In 2010, Congress passed a law to enhance pedestrian safety, instructing the agency to craft a rule mandating that hybrid and electric vehicles emit noise. Automakers requested a few changes, though, including allowing owners to choose from a range of sounds rather than just one. As a result, major carmakers have been working on crafting sounds to meet those requirements.

“It wants to be purposeful; it wants to be pleasing,” said Todd Bruder, the engineer who led development of the sound. “But also have the ability to warn people that there’s something coming.”

Meanwhile, safety experts are also concentrating on investigating dangers that future self-driving cars may face when confronted with a railroad crossing. Train-vehicle crashes are a lot more common than most people think. According to compiled statistics, every 90 minutes in the United States a vehicle and a train collide, and there are about 500 deaths each year in the United States due to failures to safely navigate a railroad crossing, according to Forbes.

Will AI-driven self-driving cars be safer than human drivers when it comes to dealing with railroad crossings? The answer is “maybe.”

True self-driving cars are those in which the AI does all the driving. Usually referred to as Level 4 and Level 5, there isn’t a human driver involved in the driving act. Level 2 and Level 3 cars are considered semi-autonomous cars, requiring a human driver to co-share the driving task. But the AI system of self-driving vehicles is not an all-knowing technology that can automatically cope with any driving scenario.

This co-sharing arrangement has some inherent problems, and drivers need to be wary of over-relying on advanced driver-assistance systems.

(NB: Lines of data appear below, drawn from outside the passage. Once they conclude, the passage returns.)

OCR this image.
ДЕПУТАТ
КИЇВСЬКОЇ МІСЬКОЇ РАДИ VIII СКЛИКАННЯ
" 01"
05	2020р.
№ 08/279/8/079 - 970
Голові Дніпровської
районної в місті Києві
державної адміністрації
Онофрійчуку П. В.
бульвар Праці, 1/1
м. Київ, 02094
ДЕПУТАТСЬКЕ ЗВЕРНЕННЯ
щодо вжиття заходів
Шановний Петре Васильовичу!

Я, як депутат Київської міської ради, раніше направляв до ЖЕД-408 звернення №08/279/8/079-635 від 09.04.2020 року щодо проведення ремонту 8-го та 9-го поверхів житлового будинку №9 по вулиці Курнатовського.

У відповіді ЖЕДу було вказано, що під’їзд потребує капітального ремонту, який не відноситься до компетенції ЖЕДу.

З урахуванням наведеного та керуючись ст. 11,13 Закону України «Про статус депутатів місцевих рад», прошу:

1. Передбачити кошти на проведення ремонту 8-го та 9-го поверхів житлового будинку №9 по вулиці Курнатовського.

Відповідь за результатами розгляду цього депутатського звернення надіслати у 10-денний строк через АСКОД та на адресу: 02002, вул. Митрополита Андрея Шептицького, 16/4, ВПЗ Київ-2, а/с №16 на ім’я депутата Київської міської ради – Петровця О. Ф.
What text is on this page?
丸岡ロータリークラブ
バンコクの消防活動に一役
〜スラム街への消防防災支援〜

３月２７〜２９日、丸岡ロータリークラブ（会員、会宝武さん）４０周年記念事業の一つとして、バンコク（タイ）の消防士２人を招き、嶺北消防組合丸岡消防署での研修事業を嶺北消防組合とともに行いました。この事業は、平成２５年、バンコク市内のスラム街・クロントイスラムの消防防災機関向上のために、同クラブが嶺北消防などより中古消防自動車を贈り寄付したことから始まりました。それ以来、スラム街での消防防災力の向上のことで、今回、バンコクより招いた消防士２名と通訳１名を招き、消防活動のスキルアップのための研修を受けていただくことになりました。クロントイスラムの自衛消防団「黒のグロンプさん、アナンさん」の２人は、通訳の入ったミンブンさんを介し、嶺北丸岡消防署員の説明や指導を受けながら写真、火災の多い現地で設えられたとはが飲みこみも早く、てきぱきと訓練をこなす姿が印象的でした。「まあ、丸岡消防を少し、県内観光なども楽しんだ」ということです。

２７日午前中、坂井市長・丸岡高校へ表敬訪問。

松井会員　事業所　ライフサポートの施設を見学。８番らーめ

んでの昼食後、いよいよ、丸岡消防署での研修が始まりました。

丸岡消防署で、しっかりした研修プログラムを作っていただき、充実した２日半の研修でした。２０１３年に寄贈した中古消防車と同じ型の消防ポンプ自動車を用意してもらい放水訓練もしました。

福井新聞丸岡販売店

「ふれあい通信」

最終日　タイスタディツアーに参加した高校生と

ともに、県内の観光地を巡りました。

Potentially, a self-driving car that comes upon a railroad crossing could send out a message to other self-driving cars approaching the same spot and alert those AI systems that a train is coming. In theory, the trains themselves might also be able to do V2V, meaning that a rushing train would be broadcasting to nearby vehicles that the train is coming, so watch out. Any V2V-equipped car, truck, van or other kind of vehicle would get an electronic notification from the train itself.

There are other challenges to consider. Suppose the railroad crossing gate comes down to warn that a train is coming, but a train doesn’t come along and the gate arm stays down. This is dicey situation, since a human driver might be tempted to drive around the gate arm, first hopefully double-checking that there’s no train within eyesight. But most self-driving cars would simply sit stopped at the gate arm because it assumes that it can only proceed when the gate arm goes up.

Recent news stories about the automatic braking system of the Nissan Rogue have suggested that the brakes at times are being suddenly and inappropriately deployed at railroad crossings, endangering the passengers of the car and certainly startling or unnerving the human driver. Whether or not the allegation is ultimately shown to be true, it nonetheless highlights the potential dangers of car automation related to railroad crossings.

Eventually, the U.S. will have fully operational AI self-driving cars that have been prepared to handle such matters, though in the meantime it is prudent to be wary about any self-driving car that comes upon a railroad crossing. It’s a tough hurdle to match to the everyday human-devised mantra of stop, look and listen—even for AI.